French President Francois Hollande and Tunisian President Moncef Marzouki are expressing alarm at the ouster of Egyptian President Mohamed Morsi.
At a joint press conference Thursday in Tunis, Hollande described the unfolding crisis in Egypt as a "failure" for the country's democratic transition, while Marzouki expressed regret at the intervention of armed forces.
Their remarks echoed concerns expressed around the world after the militarily-backed removal of the democratically elected Muslim Brotherhood leader.
Hollande's visit is the first by a sitting French president since Tunisia's 2011 revolution, the popular revolt that inspired similar uprisings across the Arab world, starting with Egypt. He called on Egyptian army officials to organize free, pluralistic and fair elections as soon as possible.
Both presidents dismissed the idea that Egypt's crisis could spread to Tunisia.
"Unlike Egypt," Marzouki said, "Tunisia is not split into warring parties. Tunisia's government aims to be inclusive, and there is dialogue among parties."
Like Egypt, Tunisia's transition to democracy has been bumpy and marred by social protests and concerns over free-speech.
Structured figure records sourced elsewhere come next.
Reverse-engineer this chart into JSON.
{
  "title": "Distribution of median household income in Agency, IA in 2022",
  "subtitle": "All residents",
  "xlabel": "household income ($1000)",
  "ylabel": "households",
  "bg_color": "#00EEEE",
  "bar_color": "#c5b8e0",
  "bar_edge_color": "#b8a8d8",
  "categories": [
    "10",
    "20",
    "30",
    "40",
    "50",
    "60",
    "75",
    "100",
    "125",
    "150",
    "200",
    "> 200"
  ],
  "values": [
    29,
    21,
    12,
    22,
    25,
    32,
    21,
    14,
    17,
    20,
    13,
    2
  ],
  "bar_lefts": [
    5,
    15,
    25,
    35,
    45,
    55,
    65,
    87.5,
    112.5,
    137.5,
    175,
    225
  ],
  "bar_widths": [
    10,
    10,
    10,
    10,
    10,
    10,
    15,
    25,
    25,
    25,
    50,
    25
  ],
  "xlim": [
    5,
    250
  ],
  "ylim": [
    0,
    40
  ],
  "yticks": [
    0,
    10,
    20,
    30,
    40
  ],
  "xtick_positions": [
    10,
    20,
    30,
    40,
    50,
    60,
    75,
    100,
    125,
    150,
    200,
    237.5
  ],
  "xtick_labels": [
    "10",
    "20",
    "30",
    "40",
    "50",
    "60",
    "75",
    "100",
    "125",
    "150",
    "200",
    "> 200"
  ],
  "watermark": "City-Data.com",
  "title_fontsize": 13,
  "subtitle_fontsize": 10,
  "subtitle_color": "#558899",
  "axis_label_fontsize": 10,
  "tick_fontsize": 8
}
Also like Egypt, Tunisia's government is dominated by Islamists -- notably the moderate Ennahda party.
Marzouki, member of a secular party in the coalition government, added that Tunisians know the roadmap ahead, referring to a new constitution and elections slated to be held by year's end.
Analysts weigh in
Amna Guellali of Human Rights Watch says the Muslim Brotherhood's abrupt fall in Egypt may impact Tunisian politics.
"We didn't have, as in Egypt, a kind of autocratic turn after the elections," said the Tunis-based researcher. "It's not the same scenario really, but still I think it will have quite an impact on Ennahda's dealings with the opposition, and also the constitution drafting ... especially when it comes to the definition of the position of Islam in the new constitution, and how this affects rights and freedoms."
For political science professor and Tunisia observer Steven Ekovich, Tunis's Ennahda is markedly different from Egypt's Muslim Brotherhood.
"The big difference between Egypt and Tunisia is that, all along now, Ennahda has been compromising," he said. "Morsi was not compromising."
Egypt's armed forces, he added, has long been a powerful, national player with entrenched economic interests, which poses another key difference when compared to Tunisia.
"Tunisians have a lot of trust in their army, and they know their army is independent," he said, calling it historically absent from the national political scene. "Tunisians not only trust their army, I could almost say they love their army."
Hollande's visit comes as Tunisia faces deep economic problems. Unemployment is high and its key tourism sector is struggling.
The French president signed a number of cooperation agreements, and vowed France would be at Tunisia's side.